Your OT will guide you in taking measurements. These measurements are important to making recommendations that are customized to you. Here is a list of what sort of measurements may occur:
How far you can reach from a seated or standing position
Height, width, and length of body parts for both the client and their caregiver
Size of doors, hallways, steps or other high traffic areas
Equipment used regularly OR not so regularly
Your visual field (how much of the picture you can see without moving your eyes)
In addition to these measurements, OTs may take photos of key areas in the home. This creates a visual record of the before, during, and after phases.
Ideally, any home adaptation, modification or renovation should be a collaborative experience. If someone tells you differently, or makes you feel differently, run.
You will want to work with your professional to collaborate on:
Developing short- and long-term goals
Discussing interventions at length until you feel you understand it.
Prioritization of recommendations - Are there concerns for costs, funding, and timing of the work? What is the most important part to you? What is your OT most worried about?

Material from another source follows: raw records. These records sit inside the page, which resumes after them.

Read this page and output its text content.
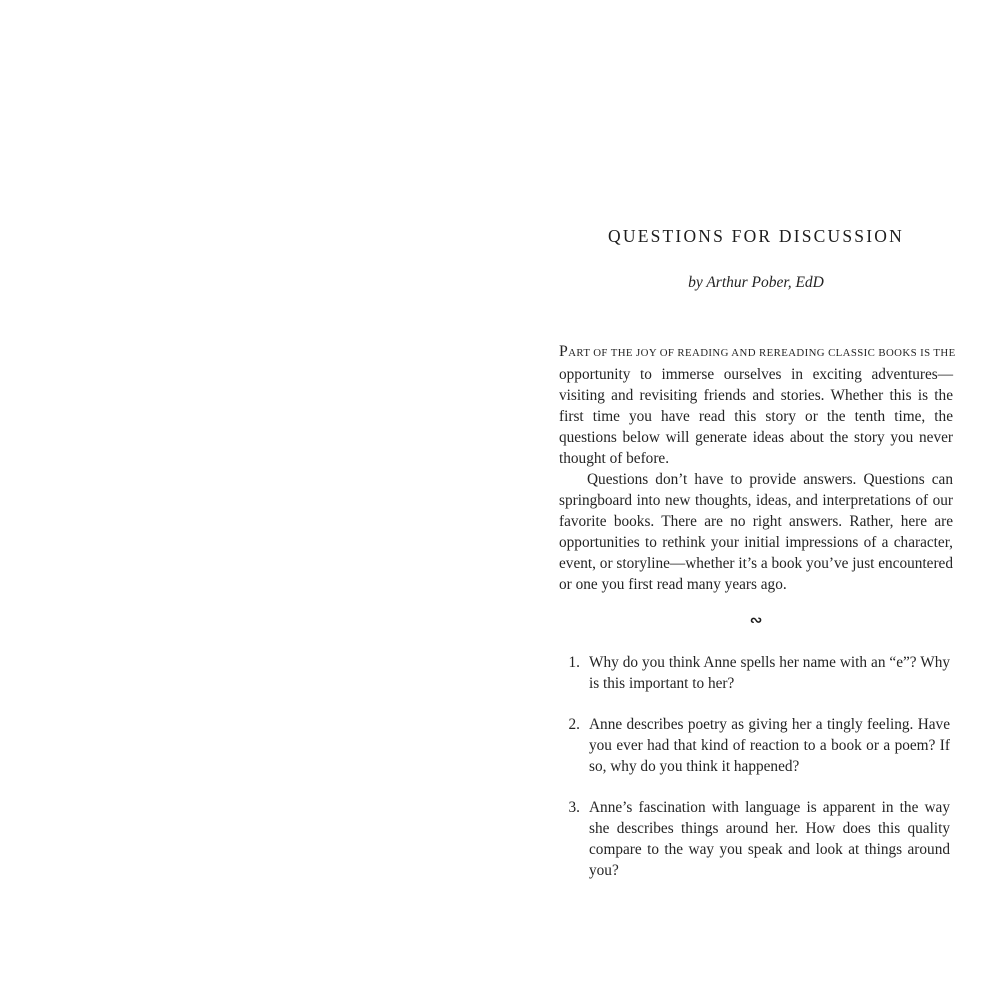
QUESTIONS FOR DISCUSSION
by Arthur Pober, EdD
PART OF THE JOY OF READING AND REREADING CLASSIC BOOKS IS THE

opportunity to immerse ourselves in exciting adventures—visiting and revisiting friends and stories. Whether this is the first time you have read this story or the tenth time, the questions below will generate ideas about the story you never thought of before.

Questions don’t have to provide answers. Questions can springboard into new thoughts, ideas, and interpretations of our favorite books. There are no right answers. Rather, here are opportunities to rethink your initial impressions of a character, event, or storyline—whether it’s a book you’ve just encountered or one you first read many years ago.

∾
1. Why do you think Anne spells her name with an “e”? Why is this important to her?
2. Anne describes poetry as giving her a tingly feeling. Have you ever had that kind of reaction to a book or a poem? If so, why do you think it happened?
3. Anne’s fascination with language is apparent in the way she describes things around her. How does this quality compare to the way you speak and look at things around you?
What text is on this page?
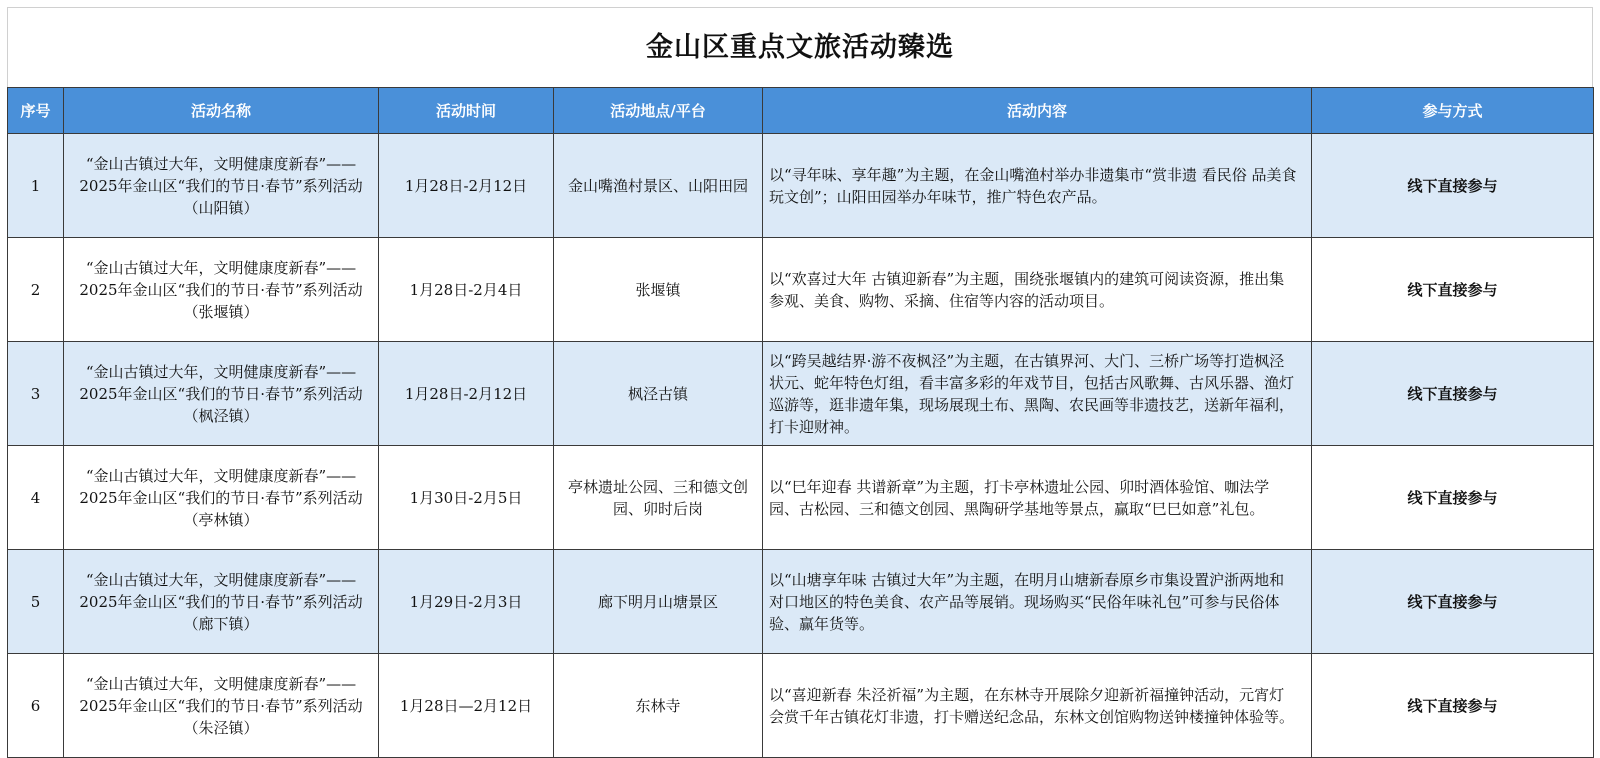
金山区重点文旅活动臻选
序号	活动名称	活动时间	活动地点/平台	活动内容	参与方式
1	“金山古镇过大年，文明健康度新春”——2025年金山区“我们的节日·春节”系列活动（山阳镇）	1月28日-2月12日	金山嘴渔村景区、山阳田园	以“寻年味、享年趣”为主题，在金山嘴渔村举办非遗集市“赏非遗 看民俗 品美食 玩文创”；山阳田园举办年味节，推广特色农产品。	线下直接参与
2	“金山古镇过大年，文明健康度新春”——2025年金山区“我们的节日·春节”系列活动（张堰镇）	1月28日-2月4日	张堰镇	以“欢喜过大年 古镇迎新春”为主题，围绕张堰镇内的建筑可阅读资源，推出集参观、美食、购物、采摘、住宿等内容的活动项目。	线下直接参与
3	“金山古镇过大年，文明健康度新春”——2025年金山区“我们的节日·春节”系列活动（枫泾镇）	1月28日-2月12日	枫泾古镇	以“跨吴越结界·游不夜枫泾”为主题，在古镇界河、大门、三桥广场等打造枫泾状元、蛇年特色灯组，看丰富多彩的年戏节目，包括古风歌舞、古风乐器、渔灯巡游等，逛非遗年集，现场展现土布、黑陶、农民画等非遗技艺，送新年福利，打卡迎财神。	线下直接参与
4	“金山古镇过大年，文明健康度新春”——2025年金山区“我们的节日·春节”系列活动（亭林镇）	1月30日-2月5日	亭林遗址公园、三和德文创园、卯时后岗	以“巳年迎春 共谱新章”为主题，打卡亭林遗址公园、卯时酒体验馆、咖法学园、古松园、三和德文创园、黑陶研学基地等景点，赢取“巳巳如意”礼包。	线下直接参与
5	“金山古镇过大年，文明健康度新春”——2025年金山区“我们的节日·春节”系列活动（廊下镇）	1月29日-2月3日	廊下明月山塘景区	以“山塘享年味 古镇过大年”为主题，在明月山塘新春原乡市集设置沪浙两地和对口地区的特色美食、农产品等展销。现场购买“民俗年味礼包”可参与民俗体验、赢年货等。	线下直接参与
6	“金山古镇过大年，文明健康度新春”——2025年金山区“我们的节日·春节”系列活动（朱泾镇）	1月28日—2月12日	东林寺	以“喜迎新春 朱泾祈福”为主题，在东林寺开展除夕迎新祈福撞钟活动，元宵灯会赏千年古镇花灯非遗，打卡赠送纪念品，东林文创馆购物送钟楼撞钟体验等。	线下直接参与
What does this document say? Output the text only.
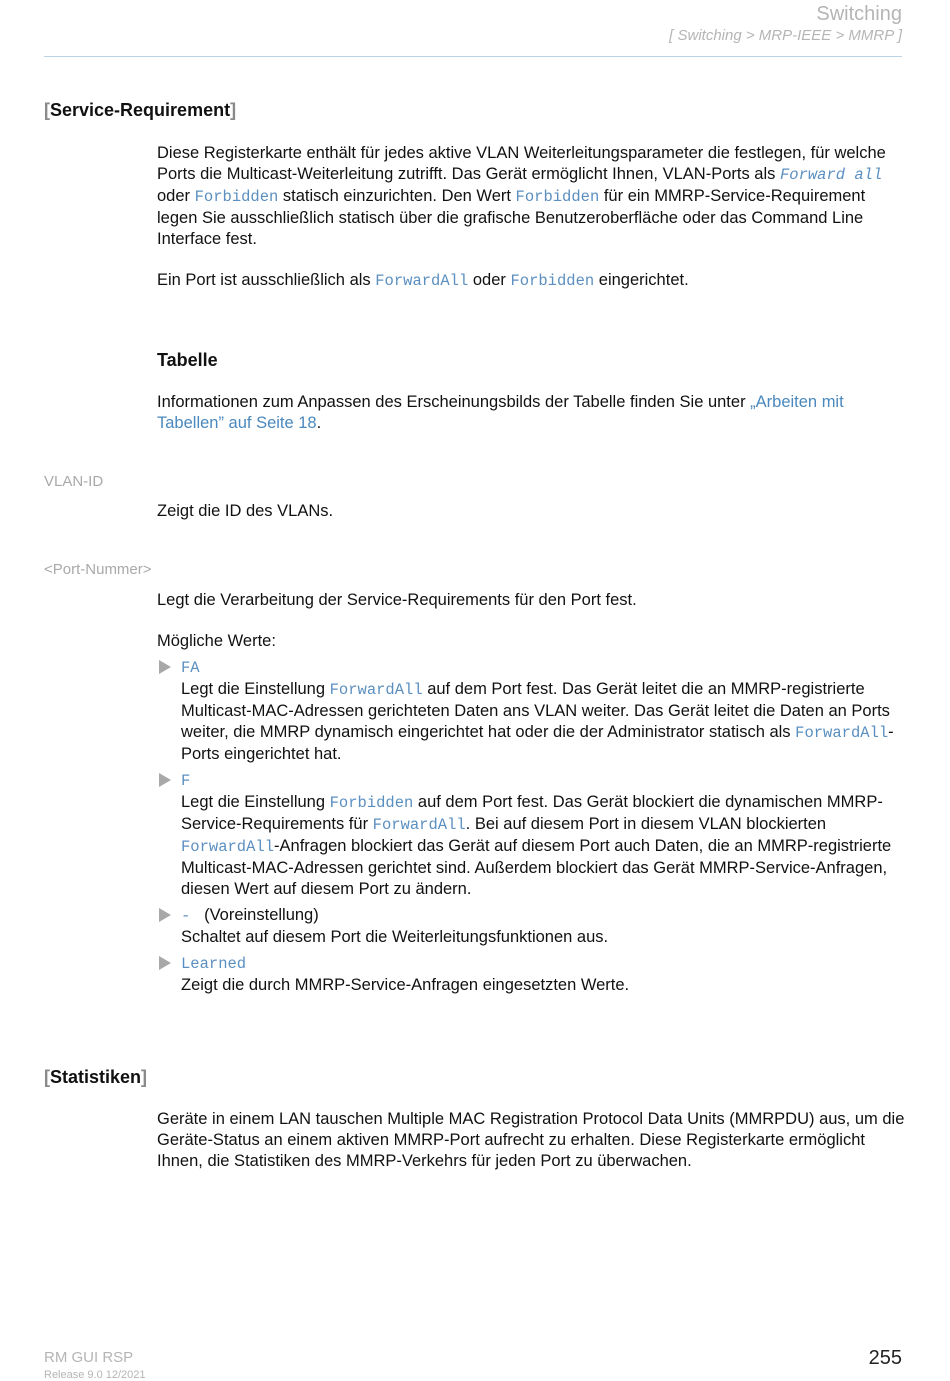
Switching
[ Switching > MRP-IEEE > MMRP ]
[Service-Requirement]

Diese Registerkarte enthält für jedes aktive VLAN Weiterleitungsparameter die festlegen, für welche Ports die Multicast-Weiterleitung zutrifft. Das Gerät ermöglicht Ihnen, VLAN-Ports als Forward all oder Forbidden statisch einzurichten. Den Wert Forbidden für ein MMRP-Service-Requirement legen Sie ausschließlich statisch über die grafische Benutzeroberfläche oder das Command Line Interface fest.

Ein Port ist ausschließlich als ForwardAll oder Forbidden eingerichtet.

Tabelle

Informationen zum Anpassen des Erscheinungsbilds der Tabelle finden Sie unter „Arbeiten mit Tabellen” auf Seite 18.

VLAN-ID
Zeigt die ID des VLANs.
<Port-Nummer>
Legt die Verarbeitung der Service-Requirements für den Port fest.
Mögliche Werte:
FA
Legt die Einstellung ForwardAll auf dem Port fest. Das Gerät leitet die an MMRP-registrierte Multicast-MAC-Adressen gerichteten Daten ans VLAN weiter. Das Gerät leitet die Daten an Ports weiter, die MMRP dynamisch eingerichtet hat oder die der Administrator statisch als ForwardAll-Ports eingerichtet hat.
F
Legt die Einstellung Forbidden auf dem Port fest. Das Gerät blockiert die dynamischen MMRP-Service-Requirements für ForwardAll. Bei auf diesem Port in diesem VLAN blockierten ForwardAll-Anfragen blockiert das Gerät auf diesem Port auch Daten, die an MMRP-registrierte Multicast-MAC-Adressen gerichtet sind. Außerdem blockiert das Gerät MMRP-Service-Anfragen, diesen Wert auf diesem Port zu ändern.
- (Voreinstellung)
Schaltet auf diesem Port die Weiterleitungsfunktionen aus.
Learned
Zeigt die durch MMRP-Service-Anfragen eingesetzten Werte.
[Statistiken]
Geräte in einem LAN tauschen Multiple MAC Registration Protocol Data Units (MMRPDU) aus, um die Geräte-Status an einem aktiven MMRP-Port aufrecht zu erhalten. Diese Registerkarte ermöglicht Ihnen, die Statistiken des MMRP-Verkehrs für jeden Port zu überwachen.
RM GUI RSP
Release 9.0 12/2021
255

It is the therapist’s responsibility to keep you informed on the extent of changes to different areas of your home. Detailed drawings and a report will help to ensure you are on the same page for how the renovation will look and be used in specific areas of your home. It may help to:
Observe a demonstration at a home centers / expos to view and try accessible designs
Go to shopping centers to try out accessible ramps
Visit another client’s home to see their modifications
Your OT may have industry leaders they refer you to, they may help guide you through the process as a consultant, or if you are lucky, some OT’s work as general contractors and may actually do the installation for you!
Questions a therapist may ask you at this point:
Are you satisfied with the look and feel of the new home and household routines?
Is your performance supported/enhanced through these interventions?
Are you using the items that were suggested?
Once the modifications are installed, How does your OT conclude this experience?
They will inspect all home modifications and other interventions to confirm correct installation and that you have complete satisfaction with those outcomes.
Having a healthcare professional as a consultant on a home adaptation project means you not only have someone skilled in disease or symptom management at the moment, but they are also knowledgeable in possible future needs. This will minimize costs in the long run, increase your satisfaction, and may even raise the home value.